20220924(b) – Crown Point State Historic Site, New York

SATURDAY 24 September

This is the second of two posts for this date, the “B side” so to speak.  The ‘A’  post was about our very enjoyable morning visit to the amazing Original Series Star Trek Experience in Ticonderoga, New York.  We returned to the trailer afterwards to open it up and let it air/dry out as the forecast for temperatures in the upper 60’s and no threat of rain.  We then headed back up NY-9N all the way to the Crown Point State Historic Site (SHS) at the Lake Champlain Bridge to Vermont.

Crown Point SHS is both a historical landmark and archeological site that was gifted to New York State in 1910 for preservation.  Based on the brochure/map we received, it is jointly managed by New York State Parks, Recreation, and Historic Preservation, and the New York Department of Environmental Conservation.
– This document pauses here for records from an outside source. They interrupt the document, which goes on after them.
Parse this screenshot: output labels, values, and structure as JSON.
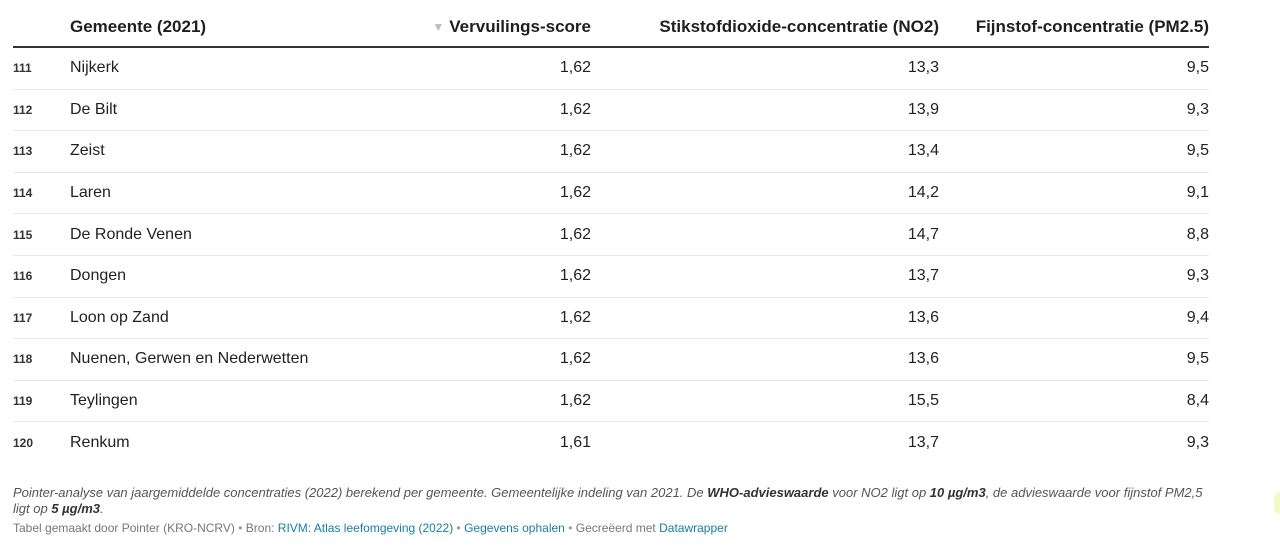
{
  "chart_data": {
    "type": "table",
    "columns": {
      "name": "Gemeente (2021)",
      "score": "Vervuilings-score",
      "no2": "Stikstofdioxide-concentratie (NO2)",
      "pm25": "Fijnstof-concentratie (PM2.5)"
    },
    "sort": {
      "column": "score",
      "icon": "sort-descending-icon",
      "glyph": "▼"
    },
    "rows": [
      {
        "rank": "111",
        "name": "Nijkerk",
        "score": "1,62",
        "no2": "13,3",
        "pm25": "9,5"
      },
      {
        "rank": "112",
        "name": "De Bilt",
        "score": "1,62",
        "no2": "13,9",
        "pm25": "9,3"
      },
      {
        "rank": "113",
        "name": "Zeist",
        "score": "1,62",
        "no2": "13,4",
        "pm25": "9,5"
      },
      {
        "rank": "114",
        "name": "Laren",
        "score": "1,62",
        "no2": "14,2",
        "pm25": "9,1"
      },
      {
        "rank": "115",
        "name": "De Ronde Venen",
        "score": "1,62",
        "no2": "14,7",
        "pm25": "8,8"
      },
      {
        "rank": "116",
        "name": "Dongen",
        "score": "1,62",
        "no2": "13,7",
        "pm25": "9,3"
      },
      {
        "rank": "117",
        "name": "Loon op Zand",
        "score": "1,62",
        "no2": "13,6",
        "pm25": "9,4"
      },
      {
        "rank": "118",
        "name": "Nuenen, Gerwen en Nederwetten",
        "score": "1,62",
        "no2": "13,6",
        "pm25": "9,5"
      },
      {
        "rank": "119",
        "name": "Teylingen",
        "score": "1,62",
        "no2": "15,5",
        "pm25": "8,4"
      },
      {
        "rank": "120",
        "name": "Renkum",
        "score": "1,61",
        "no2": "13,7",
        "pm25": "9,3"
      }
    ]
  },
  "notes": {
    "part1": "Pointer-analyse van jaargemiddelde concentraties (2022) berekend per gemeente. Gemeentelijke indeling van 2021. De ",
    "who": "WHO-advieswaarde",
    "part2": " voor NO2 ligt op ",
    "no2_value": "10 µg/m3",
    "part3": ", de advieswaarde voor fijnstof PM2,5 ligt op ",
    "pm_value": "5 µg/m3",
    "part4": "."
  },
  "footer": {
    "made_by": "Tabel gemaakt door Pointer (KRO-NCRV)",
    "source_prefix": "Bron: ",
    "source_link": "RIVM: Atlas leefomgeving (2022)",
    "get_data": "Gegevens ophalen",
    "created_prefix": "Gecreëerd met ",
    "created_link": "Datawrapper",
    "separator": "•"
  },
  "colors": {
    "link": "#1a7ea0",
    "text": "#222222",
    "muted": "#777777"
  }
}
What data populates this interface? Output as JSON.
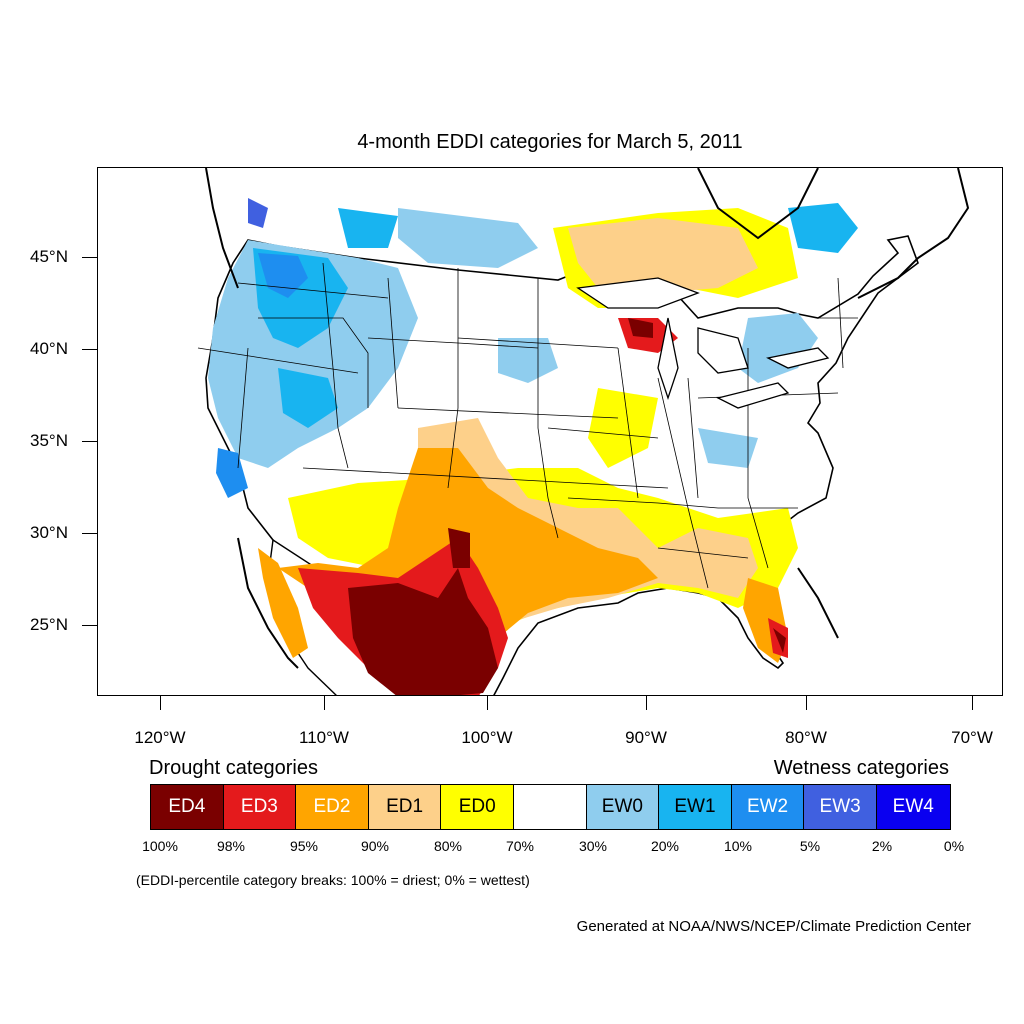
{
  "title": "4-month EDDI categories for March 5, 2011",
  "lat_labels": [
    "45°N",
    "40°N",
    "35°N",
    "30°N",
    "25°N"
  ],
  "lon_labels": [
    "120°W",
    "110°W",
    "100°W",
    "90°W",
    "80°W",
    "70°W"
  ],
  "legend": {
    "drought_title": "Drought categories",
    "wetness_title": "Wetness categories",
    "categories": [
      {
        "label": "ED4",
        "color": "#7a0000",
        "text_color": "#ffffff"
      },
      {
        "label": "ED3",
        "color": "#e41a1c",
        "text_color": "#ffffff"
      },
      {
        "label": "ED2",
        "color": "#ffa500",
        "text_color": "#ffffff"
      },
      {
        "label": "ED1",
        "color": "#fdd08a",
        "text_color": "#000000"
      },
      {
        "label": "ED0",
        "color": "#ffff00",
        "text_color": "#000000"
      },
      {
        "label": "",
        "color": "#ffffff",
        "text_color": "#000000"
      },
      {
        "label": "EW0",
        "color": "#8fcdee",
        "text_color": "#000000"
      },
      {
        "label": "EW1",
        "color": "#18b4f0",
        "text_color": "#000000"
      },
      {
        "label": "EW2",
        "color": "#1e8ef0",
        "text_color": "#ffffff"
      },
      {
        "label": "EW3",
        "color": "#4060e0",
        "text_color": "#ffffff"
      },
      {
        "label": "EW4",
        "color": "#0a00f0",
        "text_color": "#ffffff"
      }
    ],
    "percentiles": [
      "100%",
      "98%",
      "95%",
      "90%",
      "80%",
      "70%",
      "30%",
      "20%",
      "10%",
      "5%",
      "2%",
      "0%"
    ]
  },
  "note": "(EDDI-percentile category breaks: 100% = driest; 0% = wettest)",
  "credit": "Generated at NOAA/NWS/NCEP/Climate Prediction Center"
}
The main reason the site exists is the presence of the ruins of two military fortifications:  Fort St. Frédéric (French; construction 1734–1737; occupation 1737–1759; destroyed and abandoned 1759), and His Majesty’s Fort of Crown Point (British; construction 1759–1763; occupation 1763–1775, 1776–

1783).  The site has a trail system that leads visitors to some of the outlying features, or just provides nice walking paths.  There is also a small museum building.  The site was free to enter, but the museum was $4 admission per person.  We skipped the museum, but not because of the cost.  The historical significance of this site, however, was older than just European powers vying for control of northeastern North America.  From the brochure/map:

“The Landscape before you has served as a boundary between cultures for hundreds of years.  It delineated territories between the Kanien Kehaka (Mohawk) Nation of the Haudenosaunee (Iroquois) Confederacy to the West and the Abenaki Nation of the Algonquian peoples to the East.

Samuel de Champlain was the first known European to travel this vast lake in 1609.  Waterways were the dominant transport routes in the seventeenth century, and command of this narrow channel could control trade and settlement between Montreal and New York City.  Since 1731, this area has been occupied by Indigenous, French, British, and Colonial forces all competing for strategic and commercial control of this corridor.”

I would add that the site occupies the northern tip of small peninsula with nice views of Lake Champlain, New York and Vermont.

Following are eight photos from our visit, all shot with the SONY SLT a99v (DSLR).  They are not a complete visual documentation, just a few photos that I liked.

Remnants of the double wall that outlined the French fort.  The grassy area in-between was a walkway known as a terreplein (pronounced ‘tear-a-plane’).

The circular brickworks were the bases of four bee hive bread ovens.  They had the capacity bake 900 loaves of bread every day.  The modern Lake Champlain Bridge in the background on the right.

Linda looks at a pile of rubble and the remains of walls that were the Tower Redoubt / Citadel in the north bastion of the French fort.  It had 12-foot-thick walls that were six stories high.

The west Bastion of the French fort.

Looking south through the entry to His Majesty’s Fort of Crown Point on the north wall of the fort.  The stone building on the far side of the parade ground was the ‘soldiers’ barracks (as opposed to the ‘officers’ barracks).

The soldiers’ barracks on the right (in shade) and the officers’ barracks (distant, in light).  The entry to the fort is to the left of the officers’ barracks.  The fort enclosed over seven acres, making it one of the largest forts built by the British in North America.

The stonework was very impressive.    According to the brochure/map, “It took more than 3,000 carpenters, masons, and soldiers four years to complete construction of the British fort.  Walls were constructed of squared logs that rose twenty-seven feet above the stone foundation.

The two stone columns and rubble lying along the west wall of the fort are the remnants of a second soldiers’ barracks that was never completed.  Part of Lake Champlain is visible, with some of New York’s Adirondack mountains beyond.  Crown Point is at the southernmost extent of the ‘wide’ portion of the Lake, which narrows at this point but extends farther south for a considerable distance to Whitehall, New York.  The Lake drains to the north via the Richelieu River which flows into the St. Lawrence River at Sorel-Tracy, Quebec, northeast and downstream of Montreal, Quebec.  The Champlain Canal connects the lake to the Hudson River to the south.